This page and the next correspond with the first prediction of my podcast: Religion will cease to function as an inhibitor of drug consumption in teenagers in America in the next 5 years. 

To evaluate this possibility two things need to be analyzed.

1. Does religion function as an inhibitor of drugs? If so why?

2. What is the current perception towards religion held by teenagers?

The first question is answered by the following artifact. This article works towards checking the validity of research which has concluded that religion protects youth from engaging with drugs or other defiant acts. It comes to Conesus with this point through its own empirical evidence, however, it builds on why this serves to be the case.

Artifact #2: The article ‘Religious Involvement And Drug Use Among Urban Adolescents’ by C. Kirk Hadaway, Kirk W. Elifson, and David M. Petersen states:

“…religion alone does not appear to be of great significance. So many other moral pressures are in effect from parents, peers, school, and other societal influences that the additional influence of religion tends to be lost.”

In other words, it isn't religious moral teaching keeping teenagers from acting in defiance, but the pressures of parents, teachers, peers, and church leaders put on teenagers to act according to their moral teachings. This fits the definition of tightness and looseness I established on the first page.

The article goes on to explain that this means the hold religion has on teenagers is only as good if there is no societal consensus. This is where my prediction fits in if there is social looseness towards drug consumption then teenagers will not make their choice to partake in drugs based on the tighter pressure of the church. The next page works on building this argument.

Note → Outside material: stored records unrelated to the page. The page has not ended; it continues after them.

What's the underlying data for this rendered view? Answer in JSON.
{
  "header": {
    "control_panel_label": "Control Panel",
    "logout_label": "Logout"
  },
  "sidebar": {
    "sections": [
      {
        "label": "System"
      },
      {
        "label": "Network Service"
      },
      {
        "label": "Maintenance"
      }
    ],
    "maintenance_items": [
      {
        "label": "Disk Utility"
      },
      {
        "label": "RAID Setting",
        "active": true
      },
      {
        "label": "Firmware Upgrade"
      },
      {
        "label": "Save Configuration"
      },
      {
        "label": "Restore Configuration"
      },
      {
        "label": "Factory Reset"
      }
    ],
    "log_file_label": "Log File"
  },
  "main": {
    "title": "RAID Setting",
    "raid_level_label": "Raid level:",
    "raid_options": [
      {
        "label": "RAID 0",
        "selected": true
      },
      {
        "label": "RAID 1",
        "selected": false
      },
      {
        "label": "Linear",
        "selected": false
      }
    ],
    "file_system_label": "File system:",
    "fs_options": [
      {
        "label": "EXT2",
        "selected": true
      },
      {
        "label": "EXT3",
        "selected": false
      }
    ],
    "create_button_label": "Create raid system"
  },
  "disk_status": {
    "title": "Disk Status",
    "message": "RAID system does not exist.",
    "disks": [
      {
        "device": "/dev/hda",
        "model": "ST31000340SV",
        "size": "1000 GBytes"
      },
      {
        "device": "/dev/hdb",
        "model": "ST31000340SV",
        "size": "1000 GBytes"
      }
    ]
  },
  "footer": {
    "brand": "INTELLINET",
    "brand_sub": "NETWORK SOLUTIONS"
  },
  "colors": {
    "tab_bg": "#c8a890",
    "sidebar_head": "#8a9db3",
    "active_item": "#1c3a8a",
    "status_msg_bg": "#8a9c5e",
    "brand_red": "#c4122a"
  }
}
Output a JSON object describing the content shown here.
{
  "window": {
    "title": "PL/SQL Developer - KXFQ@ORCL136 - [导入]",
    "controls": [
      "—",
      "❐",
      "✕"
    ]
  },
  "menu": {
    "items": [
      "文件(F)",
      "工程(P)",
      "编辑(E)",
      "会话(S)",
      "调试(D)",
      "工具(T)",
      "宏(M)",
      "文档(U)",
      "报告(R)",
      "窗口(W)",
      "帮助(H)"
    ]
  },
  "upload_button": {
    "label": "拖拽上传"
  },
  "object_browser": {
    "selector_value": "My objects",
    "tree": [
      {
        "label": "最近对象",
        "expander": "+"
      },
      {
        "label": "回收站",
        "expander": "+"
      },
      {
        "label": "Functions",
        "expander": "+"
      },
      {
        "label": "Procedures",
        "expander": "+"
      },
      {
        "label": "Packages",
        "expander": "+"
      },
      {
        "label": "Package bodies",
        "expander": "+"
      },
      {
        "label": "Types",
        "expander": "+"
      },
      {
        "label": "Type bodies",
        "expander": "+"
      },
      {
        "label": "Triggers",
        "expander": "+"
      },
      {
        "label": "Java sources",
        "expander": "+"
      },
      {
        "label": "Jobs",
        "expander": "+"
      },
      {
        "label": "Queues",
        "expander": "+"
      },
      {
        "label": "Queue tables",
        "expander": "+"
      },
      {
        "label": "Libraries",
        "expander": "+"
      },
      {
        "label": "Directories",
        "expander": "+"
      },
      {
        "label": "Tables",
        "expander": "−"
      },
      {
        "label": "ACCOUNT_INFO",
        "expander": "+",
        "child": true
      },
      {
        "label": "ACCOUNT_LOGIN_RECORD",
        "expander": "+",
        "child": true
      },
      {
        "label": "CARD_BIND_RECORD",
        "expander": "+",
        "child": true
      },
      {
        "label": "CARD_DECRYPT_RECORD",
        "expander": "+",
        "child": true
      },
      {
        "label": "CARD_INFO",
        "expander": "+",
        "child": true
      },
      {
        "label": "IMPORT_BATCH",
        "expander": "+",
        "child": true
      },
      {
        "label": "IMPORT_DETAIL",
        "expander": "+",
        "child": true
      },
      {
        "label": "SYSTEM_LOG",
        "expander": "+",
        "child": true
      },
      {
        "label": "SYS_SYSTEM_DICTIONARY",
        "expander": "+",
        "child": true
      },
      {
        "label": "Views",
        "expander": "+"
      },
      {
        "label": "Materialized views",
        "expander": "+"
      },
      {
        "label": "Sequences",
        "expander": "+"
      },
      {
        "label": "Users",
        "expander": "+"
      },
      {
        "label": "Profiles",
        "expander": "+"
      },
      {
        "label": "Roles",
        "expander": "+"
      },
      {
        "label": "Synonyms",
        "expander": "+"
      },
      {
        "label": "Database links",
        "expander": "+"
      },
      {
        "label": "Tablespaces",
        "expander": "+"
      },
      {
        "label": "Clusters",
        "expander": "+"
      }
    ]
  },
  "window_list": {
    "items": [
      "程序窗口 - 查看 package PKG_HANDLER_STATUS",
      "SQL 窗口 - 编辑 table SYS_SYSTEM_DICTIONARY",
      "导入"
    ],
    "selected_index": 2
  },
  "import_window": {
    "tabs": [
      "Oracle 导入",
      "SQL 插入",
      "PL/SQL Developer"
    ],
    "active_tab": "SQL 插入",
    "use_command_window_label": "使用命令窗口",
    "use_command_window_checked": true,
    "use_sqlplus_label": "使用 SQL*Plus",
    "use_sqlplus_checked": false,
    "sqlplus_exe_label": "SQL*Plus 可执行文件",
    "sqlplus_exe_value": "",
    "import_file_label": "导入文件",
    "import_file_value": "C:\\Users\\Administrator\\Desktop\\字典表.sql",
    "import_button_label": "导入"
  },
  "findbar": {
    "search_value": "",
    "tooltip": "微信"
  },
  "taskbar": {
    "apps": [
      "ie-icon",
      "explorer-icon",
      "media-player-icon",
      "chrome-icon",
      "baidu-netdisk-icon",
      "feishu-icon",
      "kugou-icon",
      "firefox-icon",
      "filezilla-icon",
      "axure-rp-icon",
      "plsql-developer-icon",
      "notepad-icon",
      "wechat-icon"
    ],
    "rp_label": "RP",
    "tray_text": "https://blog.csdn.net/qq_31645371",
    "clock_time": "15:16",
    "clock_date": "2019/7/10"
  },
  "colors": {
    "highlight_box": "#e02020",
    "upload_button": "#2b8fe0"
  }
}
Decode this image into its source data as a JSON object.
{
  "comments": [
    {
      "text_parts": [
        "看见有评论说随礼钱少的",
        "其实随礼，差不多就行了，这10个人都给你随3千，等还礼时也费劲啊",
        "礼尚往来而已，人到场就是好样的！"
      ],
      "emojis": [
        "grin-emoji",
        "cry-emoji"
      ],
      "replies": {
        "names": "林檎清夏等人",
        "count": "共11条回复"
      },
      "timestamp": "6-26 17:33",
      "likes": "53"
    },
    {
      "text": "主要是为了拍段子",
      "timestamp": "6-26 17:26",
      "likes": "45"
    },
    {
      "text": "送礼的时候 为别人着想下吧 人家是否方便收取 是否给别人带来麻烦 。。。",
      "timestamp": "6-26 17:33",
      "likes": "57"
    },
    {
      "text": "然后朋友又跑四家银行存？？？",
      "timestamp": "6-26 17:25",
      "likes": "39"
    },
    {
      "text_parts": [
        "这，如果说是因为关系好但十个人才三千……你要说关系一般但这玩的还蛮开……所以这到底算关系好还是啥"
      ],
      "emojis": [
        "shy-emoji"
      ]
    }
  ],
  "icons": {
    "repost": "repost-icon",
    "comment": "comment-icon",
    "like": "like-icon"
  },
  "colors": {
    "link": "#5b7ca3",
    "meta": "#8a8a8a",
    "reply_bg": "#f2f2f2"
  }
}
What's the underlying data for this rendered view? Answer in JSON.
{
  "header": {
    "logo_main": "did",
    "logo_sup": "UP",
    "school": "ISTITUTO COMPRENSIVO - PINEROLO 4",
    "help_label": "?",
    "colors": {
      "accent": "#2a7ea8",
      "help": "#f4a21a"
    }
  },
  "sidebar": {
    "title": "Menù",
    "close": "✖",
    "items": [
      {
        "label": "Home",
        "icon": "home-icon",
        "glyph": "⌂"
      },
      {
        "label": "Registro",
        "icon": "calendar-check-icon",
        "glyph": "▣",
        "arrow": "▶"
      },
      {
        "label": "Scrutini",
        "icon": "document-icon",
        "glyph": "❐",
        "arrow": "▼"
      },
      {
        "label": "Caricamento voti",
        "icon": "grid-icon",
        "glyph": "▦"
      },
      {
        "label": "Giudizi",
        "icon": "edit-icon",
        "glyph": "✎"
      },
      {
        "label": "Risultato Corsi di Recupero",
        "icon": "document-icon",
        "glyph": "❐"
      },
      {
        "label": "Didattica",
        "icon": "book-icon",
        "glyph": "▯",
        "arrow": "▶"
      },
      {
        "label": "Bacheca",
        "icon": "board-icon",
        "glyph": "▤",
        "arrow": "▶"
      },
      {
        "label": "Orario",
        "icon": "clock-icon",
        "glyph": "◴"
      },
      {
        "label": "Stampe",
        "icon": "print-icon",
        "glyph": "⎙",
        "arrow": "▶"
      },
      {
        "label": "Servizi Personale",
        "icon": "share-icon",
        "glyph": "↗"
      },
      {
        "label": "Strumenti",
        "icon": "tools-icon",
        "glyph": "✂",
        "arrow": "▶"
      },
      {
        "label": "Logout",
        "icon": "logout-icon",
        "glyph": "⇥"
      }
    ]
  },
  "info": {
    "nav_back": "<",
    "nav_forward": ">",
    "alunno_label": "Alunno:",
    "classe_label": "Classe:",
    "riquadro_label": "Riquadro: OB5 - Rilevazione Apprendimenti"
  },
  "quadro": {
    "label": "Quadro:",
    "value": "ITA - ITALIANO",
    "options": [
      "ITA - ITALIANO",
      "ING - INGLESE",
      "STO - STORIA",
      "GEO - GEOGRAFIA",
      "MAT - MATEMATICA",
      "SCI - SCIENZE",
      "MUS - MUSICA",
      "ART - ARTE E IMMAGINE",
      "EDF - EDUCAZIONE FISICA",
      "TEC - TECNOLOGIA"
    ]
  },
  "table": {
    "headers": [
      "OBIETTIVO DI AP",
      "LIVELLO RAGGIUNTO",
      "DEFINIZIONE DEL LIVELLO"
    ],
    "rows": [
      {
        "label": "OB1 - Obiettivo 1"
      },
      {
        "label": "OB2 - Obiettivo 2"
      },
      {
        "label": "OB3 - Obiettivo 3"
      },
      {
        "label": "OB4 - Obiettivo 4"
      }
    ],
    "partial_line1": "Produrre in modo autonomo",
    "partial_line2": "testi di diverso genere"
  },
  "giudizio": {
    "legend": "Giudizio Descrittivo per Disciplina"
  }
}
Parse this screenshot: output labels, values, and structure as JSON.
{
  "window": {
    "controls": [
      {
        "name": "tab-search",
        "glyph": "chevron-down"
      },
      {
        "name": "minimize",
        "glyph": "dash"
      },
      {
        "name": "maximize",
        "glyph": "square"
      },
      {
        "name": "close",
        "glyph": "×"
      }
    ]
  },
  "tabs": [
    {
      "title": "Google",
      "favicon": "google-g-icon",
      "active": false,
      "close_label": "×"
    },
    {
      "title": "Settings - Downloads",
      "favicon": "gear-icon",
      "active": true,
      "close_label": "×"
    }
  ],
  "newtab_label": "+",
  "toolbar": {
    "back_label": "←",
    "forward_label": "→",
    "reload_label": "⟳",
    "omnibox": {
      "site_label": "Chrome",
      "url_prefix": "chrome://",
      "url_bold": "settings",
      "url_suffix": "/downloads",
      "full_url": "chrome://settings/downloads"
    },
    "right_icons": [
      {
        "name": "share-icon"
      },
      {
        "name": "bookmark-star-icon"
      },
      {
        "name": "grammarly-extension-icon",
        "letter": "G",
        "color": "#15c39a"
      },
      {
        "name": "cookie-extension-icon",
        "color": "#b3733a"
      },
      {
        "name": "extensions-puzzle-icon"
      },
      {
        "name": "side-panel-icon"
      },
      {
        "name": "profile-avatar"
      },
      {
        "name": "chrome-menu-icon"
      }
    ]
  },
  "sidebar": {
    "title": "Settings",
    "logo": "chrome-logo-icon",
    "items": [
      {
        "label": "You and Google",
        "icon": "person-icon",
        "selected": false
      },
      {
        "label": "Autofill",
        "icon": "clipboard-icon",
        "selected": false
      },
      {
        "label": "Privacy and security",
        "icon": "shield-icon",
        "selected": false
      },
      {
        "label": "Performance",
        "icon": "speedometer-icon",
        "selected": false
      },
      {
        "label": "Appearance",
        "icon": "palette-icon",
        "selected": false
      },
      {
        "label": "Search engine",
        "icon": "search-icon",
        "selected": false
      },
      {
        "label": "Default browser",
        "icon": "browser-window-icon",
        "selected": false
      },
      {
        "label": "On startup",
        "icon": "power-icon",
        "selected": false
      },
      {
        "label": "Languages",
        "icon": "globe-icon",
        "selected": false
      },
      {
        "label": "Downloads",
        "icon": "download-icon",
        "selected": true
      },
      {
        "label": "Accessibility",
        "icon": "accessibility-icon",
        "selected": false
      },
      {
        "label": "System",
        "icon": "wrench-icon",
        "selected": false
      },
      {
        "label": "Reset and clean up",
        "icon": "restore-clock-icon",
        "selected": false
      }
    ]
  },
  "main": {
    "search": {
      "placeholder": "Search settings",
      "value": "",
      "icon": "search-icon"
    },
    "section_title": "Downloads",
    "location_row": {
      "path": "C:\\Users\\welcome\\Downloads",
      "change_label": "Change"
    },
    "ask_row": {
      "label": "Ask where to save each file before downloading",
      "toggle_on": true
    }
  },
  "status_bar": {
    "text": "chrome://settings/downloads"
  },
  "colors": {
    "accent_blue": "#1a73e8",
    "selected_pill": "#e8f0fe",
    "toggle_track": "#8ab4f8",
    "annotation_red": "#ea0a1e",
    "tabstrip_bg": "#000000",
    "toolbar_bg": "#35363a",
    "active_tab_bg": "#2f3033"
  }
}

Artifact #3: This artifact comes from a survey taken by the Pew Research Center on the religiosity of teens in comparison to their parents. It answers the second question I posed above, how have perceptions of religion shifted in the minds of teenagers? The percentages here show that teenagers attend church about as frequently as their parents do but engage less with traditionally religious acts. This further adds to why religion will cease to protect youth from engaging in drugs because they already show they are less influenced to do as they are expected to by the church. This also points us to the direction teenagers seem to be taking in their approach to religion as being a more individualistic one, where they attend church but then pursue religion through the acts they see as fit.